Hulp aan kwetsbare basisschoolleerlingen kon effectiever tijdens de coronacrisis
De inspectie heeft in alle sectoren van het onderwijs een onderzoek uitgevoerd naar de gevolgen van corona. Op deze pagina leest u over de gevolgen voor kwetsbare basisschoolleerlingen. Het onderzoek vond plaats in de periode mei tot en met juli 2021. We voerden gesprekken met besturen, schoolleiders, intern begeleiders en leraren; leerlingen van groep 7 en 8 vulden een digitale vragenlijst in. Onderaan de pagina vindt u ook het technisch rapport met de data, de opzet en de verantwoording van het onderzoek.
Extra risico’s bij leerlingen met weinig ondersteuning thuis: verschillen zijn groter geworden
Tijdens de coronacrisis is er een groot beroep gedaan op ouders om hun kinderen te begeleiden bij het afstandsonderwijs. Niet alle ouders waren hiertoe in staat. Veel scholen gaven aan dat mede hierdoor de verschillen tussen leerlingen groter zijn geworden. Leerlingen met extra onderwijsbehoeften die thuis minder ondersteuning kregen, zijn weinig gegroeid. Als leerlingen boven verwachting presteerden, kwam dit veelal doordat leerlingen profiteerden van een ondersteunende thuissituatie en door de afname van prikkels.
Extra risico in stedelijk gebied
Extra risico’s zagen scholen (63%) dan ook vooral bij leerlingen met weinig ondersteuning in de thuissituatie. Scholen in stedelijke gebieden gaven dit veel vaker aan dan scholen in minder stedelijke gebieden: 70% (zeer) sterk stedelijk, 79% matig stedelijk en 49% niet/weinig stedelijk.
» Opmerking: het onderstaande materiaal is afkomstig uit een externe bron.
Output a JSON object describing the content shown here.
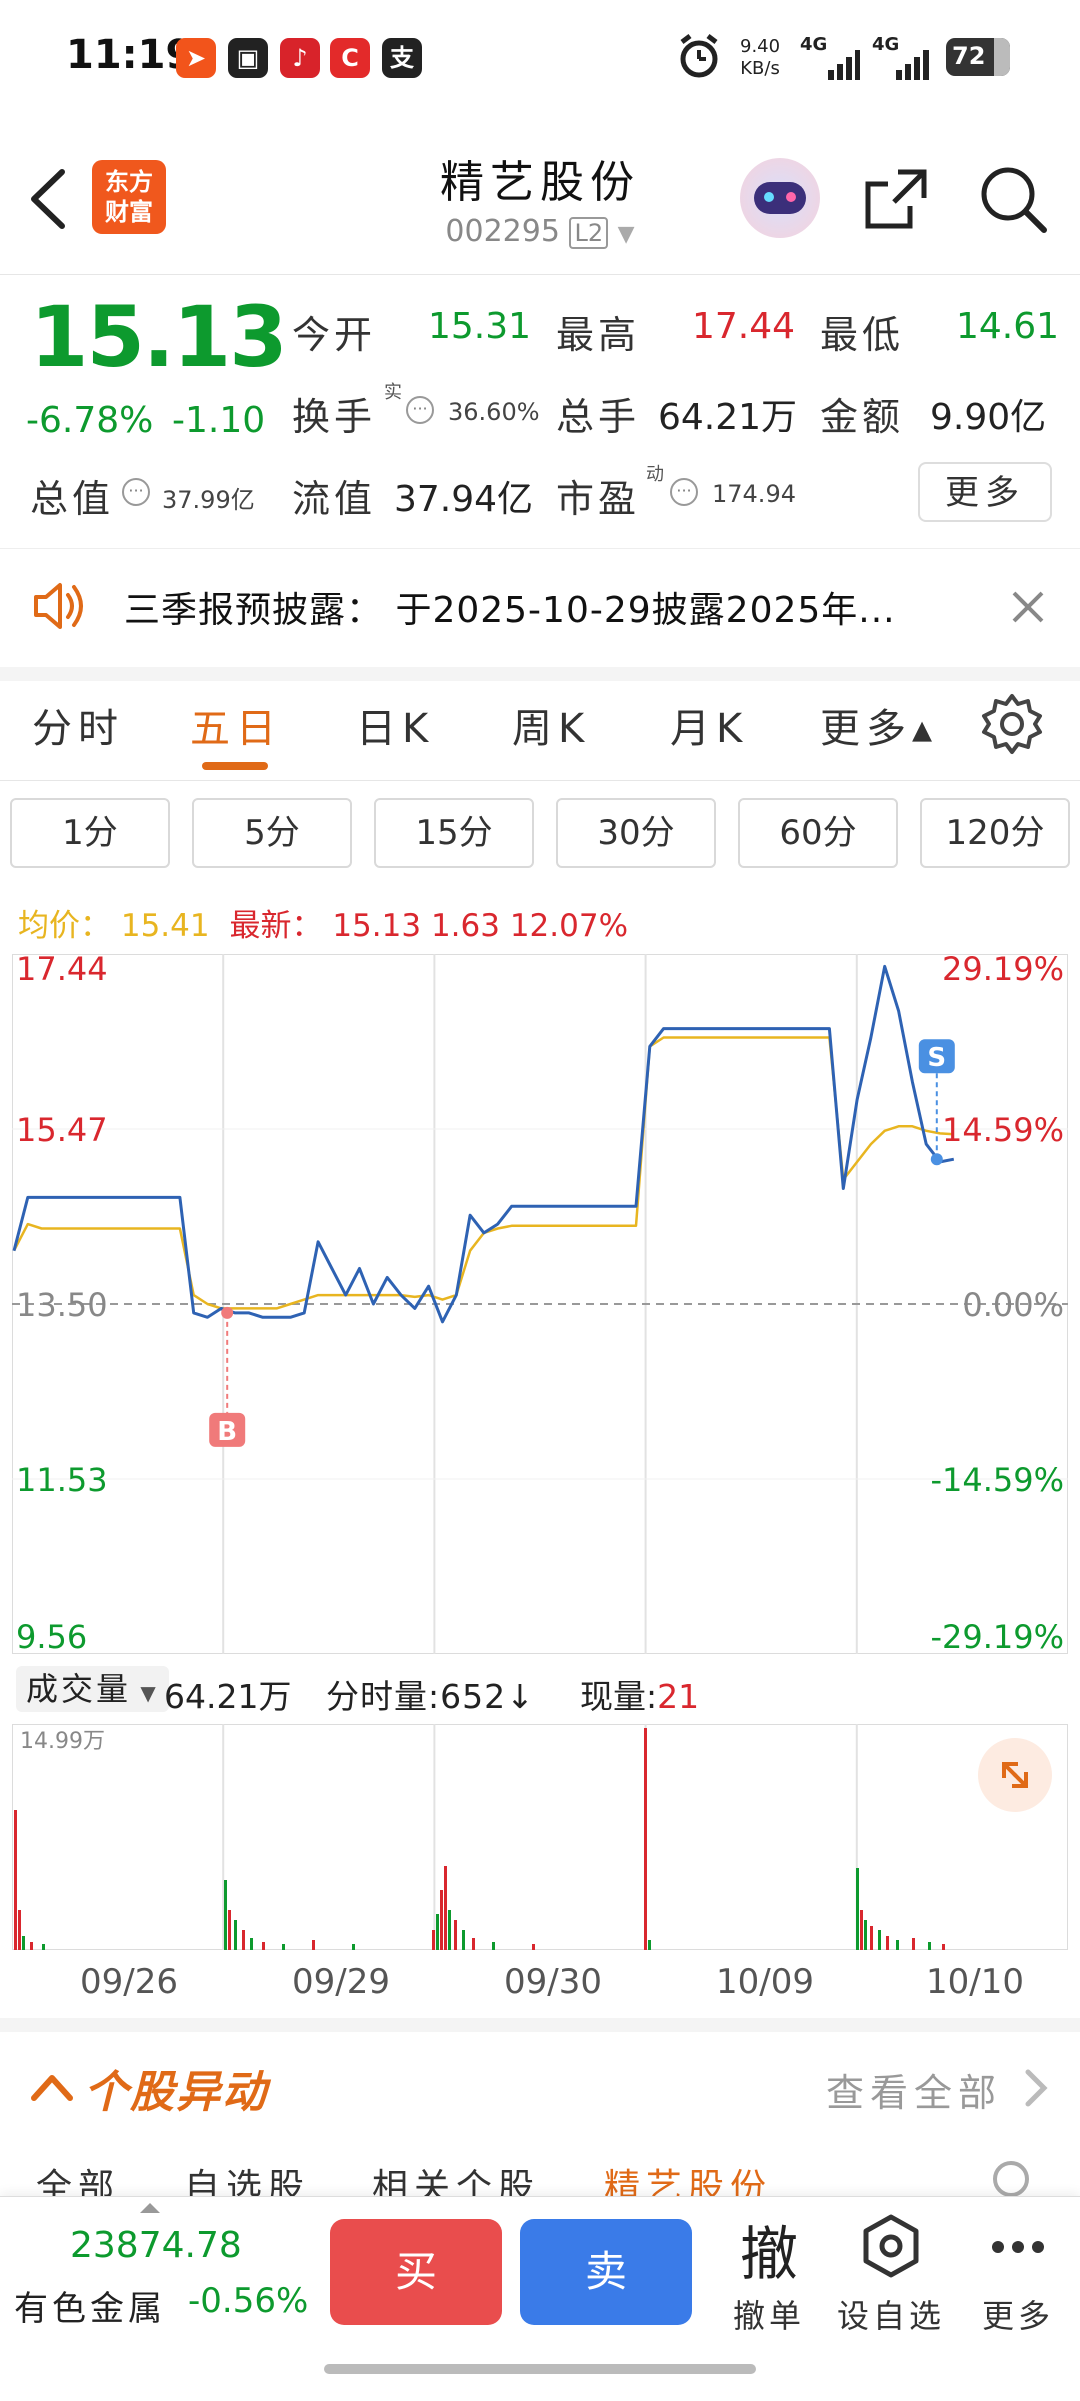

Ook extra risico voor leerlingen met specifieke onderwijsbehoeften en gedragsproblemen
Behalve extra risico’s voor leerlingen met weinig ondersteuning in de thuissituatie, zagen scholen extra risico’s voor leerlingen met specifieke onderwijsbehoeften (43%) en leerlingen met gedragsproblemen (19%). Ook noemden zij de meerbegaafde leerlingen. Deze leerlingen werden tijdens de coronacrisis niet altijd voldoende uitgedaagd. Verder zagen scholen extra risico’s voor leerlingen met een migratieachtergrond (43 %), leerlingen uit gezinnen met een lage sociaal-economische status (33%) en doelgroepkleuters (21%). Scholen in (zeer) stedelijk gebied (31%) maakten zich meer zorgen over doelgroepkleuters dan scholen in niet/weinig stedelijk gebied (12%). Doelgroepkleuters en -peuters zijn kinderen met een risico op een (taal)achterstand die gebruik kunnen maken van voorschoolse of vroegschoolse educatie (vve) op de basisschool of in de kinderopvang.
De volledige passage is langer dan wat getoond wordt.